Business Post’s Chief Executive, Paul Carvell, stated “Our Access Agreement
represents a highly satisfactory basis on which Business Post intends to build a
substantial, profitable business.

We believe that the combination of Business Post’s strengths in efficient,
time-critical, tracked nationwide express distribution with Royal Mail’s
strengths in local coverage and the reputation of the 80,000 local delivery
postmen and women will enable a highly reliable two day end-to-end delivery
service to be provided at an attractive price.”

Royal Mail’s Chief Executive, Adam Crozier, said: “Royal Mail and UK Mail have
worked together closely and constructively on this Access Agreement. I’m
confident we have got a deal that will work for UK Mail and its customers, and
for Royal Mail and its people.

The agreement is a landmark. It’s the first access deal of its kind in Europe
and it marks a new phase in the development of competition and choice in the UK
mail market.”

Mr Crozier added, “The contract we’ve signed today gives Royal Mail a commercial
income stream without undermining our ability to continue providing a
one-price-goes-anywhere universal service to the UK’s 27 million addresses.
Those are the key considerations. We’ve demonstrated that it’s possible to reach
a commercial agreement on access while safeguarding the universal service.
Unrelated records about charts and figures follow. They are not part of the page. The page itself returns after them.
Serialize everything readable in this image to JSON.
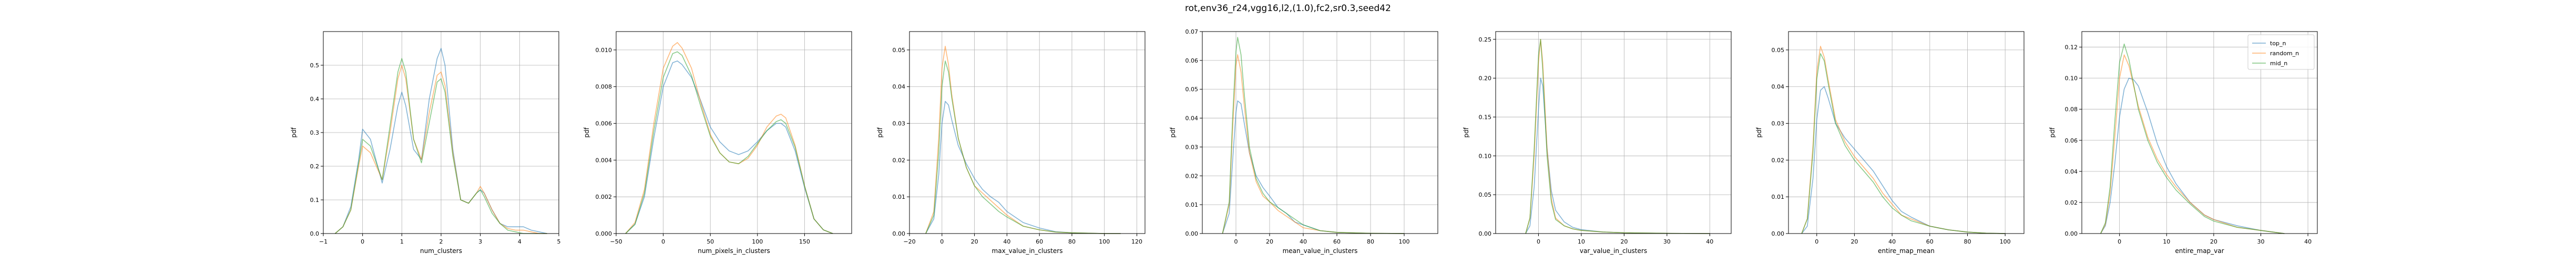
{
  "figure": {
    "suptitle": "rot,env36_r24,vgg16,l2,(1.0),fc2,sr0.3,seed42"
  },
  "colors": {
    "top_n": "#1f77b4",
    "random_n": "#ff7f0e",
    "mid_n": "#2ca02c"
  },
  "legend": {
    "entries": [
      "top_n",
      "random_n",
      "mid_n"
    ],
    "placement": "top-right of last panel"
  },
  "chart_data": [
    {
      "type": "line",
      "xlabel": "num_clusters",
      "ylabel": "pdf",
      "xlim": [
        -1,
        5
      ],
      "ylim": [
        0,
        0.6
      ],
      "xticks": [
        -1,
        0,
        1,
        2,
        3,
        4,
        5
      ],
      "yticks": [
        0.0,
        0.1,
        0.2,
        0.3,
        0.4,
        0.5
      ],
      "ytick_labels": [
        "0.0",
        "0.1",
        "0.2",
        "0.3",
        "0.4",
        "0.5"
      ],
      "x": [
        -0.7,
        -0.5,
        -0.3,
        -0.1,
        0.0,
        0.2,
        0.5,
        0.7,
        0.9,
        1.0,
        1.1,
        1.3,
        1.5,
        1.7,
        1.9,
        2.0,
        2.1,
        2.3,
        2.5,
        2.7,
        2.9,
        3.0,
        3.1,
        3.3,
        3.5,
        3.7,
        3.9,
        4.1,
        4.3,
        4.5,
        4.7
      ],
      "series": [
        {
          "name": "top_n",
          "values": [
            0.0,
            0.02,
            0.08,
            0.22,
            0.31,
            0.28,
            0.15,
            0.25,
            0.38,
            0.42,
            0.38,
            0.25,
            0.22,
            0.4,
            0.52,
            0.55,
            0.5,
            0.25,
            0.1,
            0.09,
            0.12,
            0.13,
            0.12,
            0.07,
            0.03,
            0.02,
            0.02,
            0.02,
            0.01,
            0.005,
            0.0
          ]
        },
        {
          "name": "random_n",
          "values": [
            0.0,
            0.02,
            0.07,
            0.2,
            0.26,
            0.24,
            0.16,
            0.3,
            0.46,
            0.5,
            0.46,
            0.28,
            0.22,
            0.36,
            0.47,
            0.48,
            0.44,
            0.24,
            0.1,
            0.09,
            0.12,
            0.14,
            0.12,
            0.07,
            0.03,
            0.015,
            0.01,
            0.01,
            0.005,
            0.0,
            0.0
          ]
        },
        {
          "name": "mid_n",
          "values": [
            0.0,
            0.02,
            0.07,
            0.21,
            0.28,
            0.26,
            0.16,
            0.32,
            0.48,
            0.52,
            0.48,
            0.28,
            0.21,
            0.33,
            0.45,
            0.46,
            0.42,
            0.23,
            0.1,
            0.09,
            0.12,
            0.13,
            0.11,
            0.06,
            0.03,
            0.01,
            0.005,
            0.0,
            0.0,
            0.0,
            0.0
          ]
        }
      ]
    },
    {
      "type": "line",
      "xlabel": "num_pixels_in_clusters",
      "ylabel": "pdf",
      "xlim": [
        -50,
        200
      ],
      "ylim": [
        0,
        0.011
      ],
      "xticks": [
        -50,
        0,
        50,
        100,
        150
      ],
      "yticks": [
        0.0,
        0.002,
        0.004,
        0.006,
        0.008,
        0.01
      ],
      "ytick_labels": [
        "0.000",
        "0.002",
        "0.004",
        "0.006",
        "0.008",
        "0.010"
      ],
      "x": [
        -40,
        -30,
        -20,
        -10,
        0,
        10,
        15,
        20,
        30,
        40,
        50,
        60,
        70,
        80,
        90,
        100,
        110,
        120,
        125,
        130,
        140,
        150,
        160,
        170,
        180
      ],
      "series": [
        {
          "name": "top_n",
          "values": [
            0.0,
            0.0005,
            0.002,
            0.0052,
            0.008,
            0.0093,
            0.0094,
            0.0092,
            0.0085,
            0.0072,
            0.0058,
            0.005,
            0.0045,
            0.0043,
            0.0045,
            0.005,
            0.0056,
            0.006,
            0.006,
            0.0058,
            0.0045,
            0.0025,
            0.0008,
            0.0002,
            0.0
          ]
        },
        {
          "name": "random_n",
          "values": [
            0.0,
            0.0006,
            0.0024,
            0.006,
            0.009,
            0.0102,
            0.0104,
            0.0101,
            0.009,
            0.0071,
            0.0054,
            0.0044,
            0.0039,
            0.0038,
            0.0041,
            0.0048,
            0.0058,
            0.0064,
            0.0065,
            0.0063,
            0.0048,
            0.0026,
            0.0008,
            0.0002,
            0.0
          ]
        },
        {
          "name": "mid_n",
          "values": [
            0.0,
            0.0005,
            0.0022,
            0.0056,
            0.0085,
            0.0098,
            0.0099,
            0.0097,
            0.0086,
            0.0069,
            0.0053,
            0.0044,
            0.0039,
            0.0038,
            0.0042,
            0.0049,
            0.0056,
            0.0061,
            0.0062,
            0.006,
            0.0047,
            0.0026,
            0.0008,
            0.0002,
            0.0
          ]
        }
      ]
    },
    {
      "type": "line",
      "xlabel": "max_value_in_clusters",
      "ylabel": "pdf",
      "xlim": [
        -20,
        125
      ],
      "ylim": [
        0,
        0.055
      ],
      "xticks": [
        -20,
        0,
        20,
        40,
        60,
        80,
        100,
        120
      ],
      "yticks": [
        0.0,
        0.01,
        0.02,
        0.03,
        0.04,
        0.05
      ],
      "ytick_labels": [
        "0.00",
        "0.01",
        "0.02",
        "0.03",
        "0.04",
        "0.05"
      ],
      "x": [
        -10,
        -5,
        -2,
        0,
        2,
        4,
        6,
        10,
        15,
        20,
        25,
        30,
        35,
        40,
        50,
        60,
        70,
        80,
        90,
        100,
        110
      ],
      "series": [
        {
          "name": "top_n",
          "values": [
            0.0,
            0.004,
            0.016,
            0.03,
            0.036,
            0.035,
            0.031,
            0.024,
            0.019,
            0.015,
            0.012,
            0.01,
            0.0085,
            0.006,
            0.003,
            0.0015,
            0.0005,
            0.0002,
            0.0001,
            0.0,
            0.0
          ]
        },
        {
          "name": "random_n",
          "values": [
            0.0,
            0.006,
            0.026,
            0.045,
            0.051,
            0.046,
            0.038,
            0.026,
            0.018,
            0.013,
            0.011,
            0.009,
            0.007,
            0.005,
            0.002,
            0.001,
            0.0004,
            0.0002,
            0.0001,
            0.0,
            0.0
          ]
        },
        {
          "name": "mid_n",
          "values": [
            0.0,
            0.005,
            0.022,
            0.04,
            0.047,
            0.044,
            0.037,
            0.026,
            0.018,
            0.013,
            0.01,
            0.008,
            0.006,
            0.0045,
            0.002,
            0.001,
            0.0004,
            0.0002,
            0.0001,
            0.0,
            0.0
          ]
        }
      ]
    },
    {
      "type": "line",
      "xlabel": "mean_value_in_clusters",
      "ylabel": "pdf",
      "xlim": [
        -20,
        120
      ],
      "ylim": [
        0,
        0.07
      ],
      "xticks": [
        0,
        20,
        40,
        60,
        80,
        100
      ],
      "yticks": [
        0.0,
        0.01,
        0.02,
        0.03,
        0.04,
        0.05,
        0.06,
        0.07
      ],
      "ytick_labels": [
        "0.00",
        "0.01",
        "0.02",
        "0.03",
        "0.04",
        "0.05",
        "0.06",
        "0.07"
      ],
      "x": [
        -8,
        -4,
        -2,
        0,
        1,
        3,
        5,
        8,
        12,
        16,
        20,
        25,
        30,
        35,
        40,
        50,
        60,
        80,
        100
      ],
      "series": [
        {
          "name": "top_n",
          "values": [
            0.0,
            0.007,
            0.025,
            0.042,
            0.046,
            0.045,
            0.038,
            0.028,
            0.02,
            0.016,
            0.013,
            0.009,
            0.007,
            0.004,
            0.003,
            0.001,
            0.0004,
            0.0001,
            0.0
          ]
        },
        {
          "name": "random_n",
          "values": [
            0.0,
            0.01,
            0.036,
            0.058,
            0.062,
            0.056,
            0.044,
            0.028,
            0.018,
            0.013,
            0.011,
            0.008,
            0.006,
            0.004,
            0.002,
            0.001,
            0.0004,
            0.0001,
            0.0
          ]
        },
        {
          "name": "mid_n",
          "values": [
            0.0,
            0.011,
            0.04,
            0.063,
            0.068,
            0.062,
            0.048,
            0.03,
            0.019,
            0.014,
            0.011,
            0.009,
            0.007,
            0.005,
            0.003,
            0.001,
            0.0004,
            0.0001,
            0.0
          ]
        }
      ]
    },
    {
      "type": "line",
      "xlabel": "var_value_in_clusters",
      "ylabel": "pdf",
      "xlim": [
        -10,
        45
      ],
      "ylim": [
        0,
        0.26
      ],
      "xticks": [
        0,
        10,
        20,
        30,
        40
      ],
      "yticks": [
        0.0,
        0.05,
        0.1,
        0.15,
        0.2,
        0.25
      ],
      "ytick_labels": [
        "0.00",
        "0.05",
        "0.10",
        "0.15",
        "0.20",
        "0.25"
      ],
      "x": [
        -3,
        -2,
        -1,
        0,
        0.5,
        1,
        2,
        3,
        4,
        6,
        8,
        10,
        15,
        20,
        30,
        40
      ],
      "series": [
        {
          "name": "top_n",
          "values": [
            0.0,
            0.01,
            0.06,
            0.16,
            0.2,
            0.19,
            0.11,
            0.055,
            0.03,
            0.015,
            0.008,
            0.005,
            0.002,
            0.001,
            0.0003,
            0.0
          ]
        },
        {
          "name": "random_n",
          "values": [
            0.0,
            0.02,
            0.1,
            0.22,
            0.25,
            0.22,
            0.11,
            0.045,
            0.02,
            0.01,
            0.006,
            0.004,
            0.002,
            0.001,
            0.0003,
            0.0
          ]
        },
        {
          "name": "mid_n",
          "values": [
            0.0,
            0.02,
            0.11,
            0.23,
            0.25,
            0.21,
            0.1,
            0.04,
            0.018,
            0.01,
            0.006,
            0.004,
            0.002,
            0.001,
            0.0003,
            0.0
          ]
        }
      ]
    },
    {
      "type": "line",
      "xlabel": "entire_map_mean",
      "ylabel": "pdf",
      "xlim": [
        -15,
        110
      ],
      "ylim": [
        0,
        0.055
      ],
      "xticks": [
        0,
        20,
        40,
        60,
        80,
        100
      ],
      "yticks": [
        0.0,
        0.01,
        0.02,
        0.03,
        0.04,
        0.05
      ],
      "ytick_labels": [
        "0.00",
        "0.01",
        "0.02",
        "0.03",
        "0.04",
        "0.05"
      ],
      "x": [
        -8,
        -5,
        -2,
        0,
        2,
        4,
        6,
        10,
        15,
        20,
        25,
        30,
        35,
        40,
        45,
        50,
        60,
        70,
        80,
        90,
        100
      ],
      "series": [
        {
          "name": "top_n",
          "values": [
            0.0,
            0.002,
            0.015,
            0.031,
            0.039,
            0.04,
            0.037,
            0.03,
            0.026,
            0.023,
            0.02,
            0.017,
            0.013,
            0.009,
            0.006,
            0.0045,
            0.002,
            0.001,
            0.0004,
            0.0001,
            0.0
          ]
        },
        {
          "name": "random_n",
          "values": [
            0.0,
            0.004,
            0.024,
            0.044,
            0.051,
            0.048,
            0.042,
            0.031,
            0.025,
            0.021,
            0.018,
            0.015,
            0.011,
            0.008,
            0.005,
            0.004,
            0.002,
            0.001,
            0.0004,
            0.0001,
            0.0
          ]
        },
        {
          "name": "mid_n",
          "values": [
            0.0,
            0.004,
            0.022,
            0.042,
            0.049,
            0.047,
            0.041,
            0.03,
            0.024,
            0.02,
            0.017,
            0.014,
            0.01,
            0.007,
            0.005,
            0.0035,
            0.002,
            0.001,
            0.0004,
            0.0001,
            0.0
          ]
        }
      ]
    },
    {
      "type": "line",
      "xlabel": "entire_map_var",
      "ylabel": "pdf",
      "xlim": [
        -8,
        42
      ],
      "ylim": [
        0,
        0.13
      ],
      "xticks": [
        0,
        10,
        20,
        30,
        40
      ],
      "yticks": [
        0.0,
        0.02,
        0.04,
        0.06,
        0.08,
        0.1,
        0.12
      ],
      "ytick_labels": [
        "0.00",
        "0.02",
        "0.04",
        "0.06",
        "0.08",
        "0.10",
        "0.12"
      ],
      "x": [
        -4,
        -3,
        -2,
        -1,
        0,
        1,
        2,
        3,
        4,
        6,
        8,
        10,
        12,
        15,
        18,
        20,
        25,
        30,
        35
      ],
      "series": [
        {
          "name": "top_n",
          "values": [
            0.0,
            0.005,
            0.02,
            0.045,
            0.075,
            0.093,
            0.1,
            0.099,
            0.095,
            0.078,
            0.058,
            0.043,
            0.032,
            0.02,
            0.012,
            0.009,
            0.005,
            0.002,
            0.0
          ]
        },
        {
          "name": "random_n",
          "values": [
            0.0,
            0.006,
            0.026,
            0.062,
            0.1,
            0.115,
            0.108,
            0.095,
            0.082,
            0.062,
            0.048,
            0.038,
            0.03,
            0.02,
            0.012,
            0.009,
            0.004,
            0.002,
            0.0
          ]
        },
        {
          "name": "mid_n",
          "values": [
            0.0,
            0.007,
            0.03,
            0.072,
            0.11,
            0.122,
            0.112,
            0.096,
            0.08,
            0.06,
            0.046,
            0.036,
            0.028,
            0.019,
            0.011,
            0.008,
            0.004,
            0.002,
            0.0
          ]
        }
      ]
    }
  ]
}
Like Royal Mail, UK Mail recognises the vital importance of a universal postal
service. The only way Royal Mail can deliver at one affordable price to 27
million addresses is if the cost of handling all mail is averaged over the
entire country. This deal does that. It will ensure that, overall, the letters
presented to Royal Mail by UK Mail resemble an ‘average’ bag of mail.”

Mr Crozier signalled Royal Mail’s willingness to enter into similar access
agreements with other companies to “wholesale” Royal Mail’s unique nationwide
delivery network.

“The key test for Royal Mail is that any access deal is a commercial one which
does not pose a threat to the universal service,” said Mr Crozier.